In this new age, true analytics engineering disciplines are what is needed, tailored to the needs of analytics and decision modeling.
Data Science isn’t magic, and never will be. Yet, more focused analytics engineering disciplines can be developed to become part of decision model development and improvement moving forward. The promise of data science, machine learning, and artificial intelligence will depend on this trend, which makes this an exciting time for the industry.
Why is this important for data science? Imagine a ROC curve where the false positive rate is very low, say 1% at an acceptably high true positive rate.
Are we satisfied? Consider the case where a decision model, say to identify high risk customers in a financial institution, is run on a database of 1 million customers. A false positive rate of 1% would still yield a database of 10,000 customers that would need to be reviewed, and purely in error, since these are falsely flagged as high risk customers. When you are working at scale, with millions if not billions of tests being run through our decision models, the performance of these models needs to demonstrate incredibly low false positive rates to be worth using.
As Analytics Engineering matures, here are some of the developments that we can expect:
– New metrics will be developed to compare model performance in more accurate ways, superseding effective yet crude metrics such as Area Under the Curve (or AUC).
– New analysis techniques will be leveraged to focus on insights gained from the tails of statistical distributions, which are the true drivers of false positive rates in decision models.
– Tools and technologies will be created and matured to manage models, control versions, and track audit changes in model development and deployment.
– Standards, similar to CMMI or Agile in the software engineering world, will be developed and gain traction to provide for more explicit best practices around the creation, management, and engineering of decision models.
Companies such as Netfilx, Tesla, Apple, Amazon, Google, Facebook, and others are already developing these disciplines in-house, as the success of their respective business models demand this advancement.

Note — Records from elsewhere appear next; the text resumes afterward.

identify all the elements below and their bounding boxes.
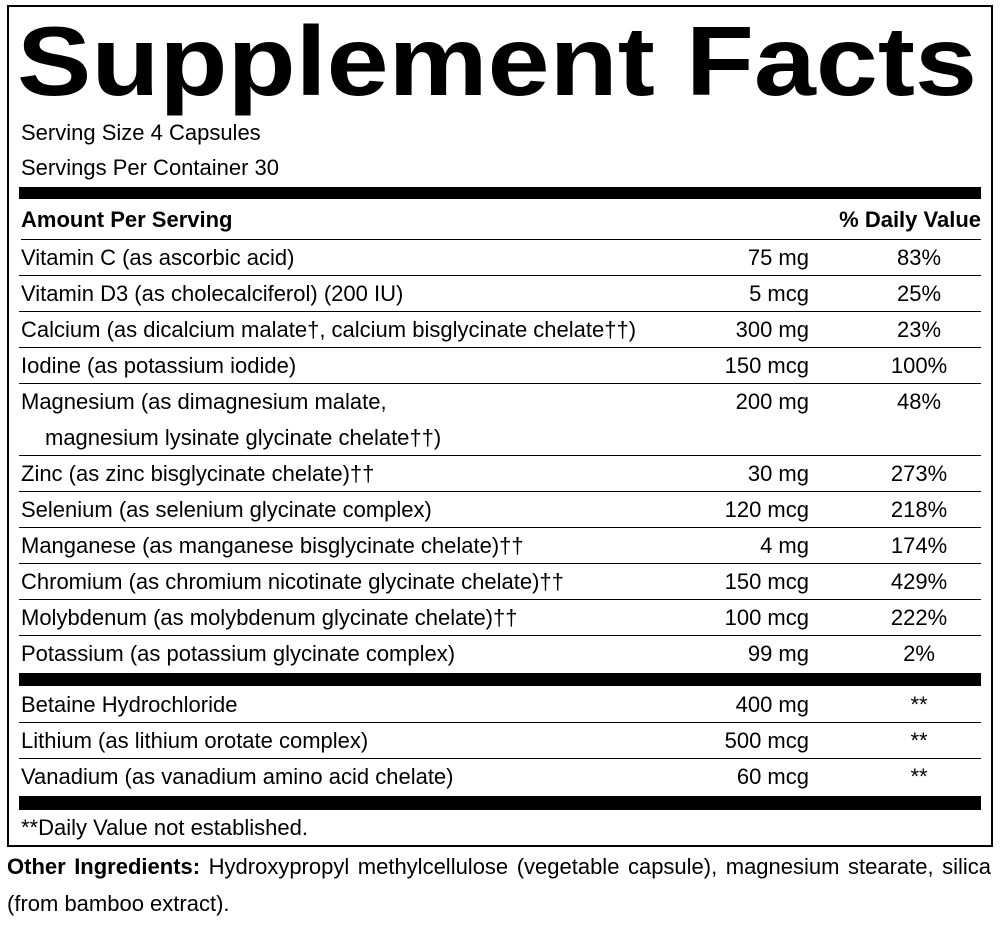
daily-value: ** — [910, 764, 928, 789]
nutrient-row: Vanadium (as vanadium amino acid chelate… — [19, 759, 981, 795]
serving-size: Serving Size 4 Capsules — [21, 120, 261, 145]
nutrient-row: Vitamin D3 (as cholecalciferol) (200 IU)… — [19, 276, 981, 312]
nutrient-name: magnesium lysinate glycinate chelate††) — [45, 425, 442, 450]
nutrient-name: Zinc (as zinc bisglycinate chelate)†† — [21, 461, 375, 486]
amount: 99 mg — [747, 641, 809, 666]
nutrient-row: Zinc (as zinc bisglycinate chelate)†† 30 … — [19, 456, 981, 492]
daily-value: 25% — [896, 281, 942, 306]
title: Supplement Facts — [17, 7, 977, 116]
daily-value: 429% — [890, 569, 948, 594]
nutrient-name: Potassium (as potassium glycinate comple… — [21, 641, 456, 666]
servings-per-container: Servings Per Container 30 — [21, 155, 280, 180]
daily-value: 2% — [903, 641, 935, 666]
nutrient-name: Molybdenum (as molybdenum glycinate chel… — [21, 605, 518, 630]
nutrient-name: Vitamin D3 (as cholecalciferol) (200 IU) — [21, 281, 404, 306]
amount: 200 mg — [735, 389, 809, 414]
nutrient-name: Chromium (as chromium nicotinate glycina… — [21, 569, 564, 594]
thick-rule — [19, 187, 981, 199]
amount: 75 mg — [747, 245, 809, 270]
amount: 300 mg — [735, 317, 809, 342]
other-ingredients-label: Other Ingredients: — [7, 854, 201, 879]
other-ingredients-text: Hydroxypropyl methylcellulose (vegetable… — [7, 854, 992, 916]
other-ingredients: Other Ingredients: Hydroxypropyl methylc… — [7, 848, 991, 922]
nutrient-row: Betaine Hydrochloride 400 mg ** — [19, 687, 981, 723]
nutrient-row: Vitamin C (as ascorbic acid) 75 mg 83% — [19, 240, 981, 276]
amount: 400 mg — [735, 692, 809, 717]
amount: 120 mcg — [724, 497, 809, 522]
nutrient-name: Vanadium (as vanadium amino acid chelate… — [21, 764, 454, 789]
nutrient-row: Magnesium (as dimagnesium malate, magnesi… — [19, 384, 981, 456]
dv-header: % Daily Value — [839, 207, 981, 232]
amount-header: Amount Per Serving — [21, 207, 233, 232]
daily-value: 174% — [890, 533, 948, 558]
amount: 150 mcg — [724, 569, 809, 594]
daily-value: 48% — [896, 389, 942, 414]
daily-value: 218% — [890, 497, 948, 522]
daily-value: 222% — [890, 605, 948, 630]
nutrient-row: Manganese (as manganese bisglycinate che… — [19, 528, 981, 564]
nutrient-name: Manganese (as manganese bisglycinate che… — [21, 533, 524, 558]
amount: 100 mcg — [724, 605, 809, 630]
title-area: Supplement Facts — [17, 7, 977, 116]
amount: 5 mcg — [749, 281, 809, 306]
daily-value: 100% — [890, 353, 948, 378]
amount: 30 mg — [747, 461, 809, 486]
nutrient-name: Magnesium (as dimagnesium malate, — [21, 389, 387, 414]
daily-value: 23% — [896, 317, 942, 342]
nutrient-name: Calcium (as dicalcium malate†, calcium b… — [21, 317, 637, 342]
nutrient-row: Lithium (as lithium orotate complex) 500 … — [19, 723, 981, 759]
thick-rule — [19, 796, 981, 810]
nutrient-row: Chromium (as chromium nicotinate glycina… — [19, 564, 981, 600]
nutrient-name: Selenium (as selenium glycinate complex) — [21, 497, 432, 522]
amount: 4 mg — [760, 533, 809, 558]
nutrient-name: Vitamin C (as ascorbic acid) — [21, 245, 295, 270]
footnote: **Daily Value not established. — [21, 815, 308, 840]
amount: 500 mcg — [724, 728, 809, 753]
nutrient-row: Molybdenum (as molybdenum glycinate chel… — [19, 600, 981, 636]
nutrient-row: Calcium (as dicalcium malate†, calcium b… — [19, 312, 981, 348]
thick-rule — [19, 673, 981, 686]
nutrient-name: Lithium (as lithium orotate complex) — [21, 728, 369, 753]
nutrient-name: Iodine (as potassium iodide) — [21, 353, 297, 378]
daily-value: 83% — [896, 245, 942, 270]
daily-value: 273% — [890, 461, 948, 486]
nutrient-name: Betaine Hydrochloride — [21, 692, 238, 717]
column-header: Amount Per Serving % Daily Value — [21, 200, 981, 240]
daily-value: ** — [910, 728, 928, 753]
amount: 150 mcg — [724, 353, 809, 378]
nutrient-row: Iodine (as potassium iodide) 150 mcg 100% — [19, 348, 981, 384]
daily-value: ** — [910, 692, 928, 717]
nutrient-row: Potassium (as potassium glycinate comple… — [19, 636, 981, 672]
facts-panel: Supplement Facts Serving Size 4 Capsules… — [7, 5, 993, 847]
amount: 60 mcg — [736, 764, 809, 789]
nutrient-row: Selenium (as selenium glycinate complex)… — [19, 492, 981, 528]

However, other businesses will need to leverage these capabilities soon to keep pace.
It’s an exciting time to recognize and help define what this new engineering discipline will become. For data science, it’s currently like the Wild West of old – wide expanses, plenty of room to “stake your claim”, and a rush to “get in on” the field that is hot. That said, we aren’t all cowboys and the West is being now tamed.
Welcome to the advent of Analytics Engineering.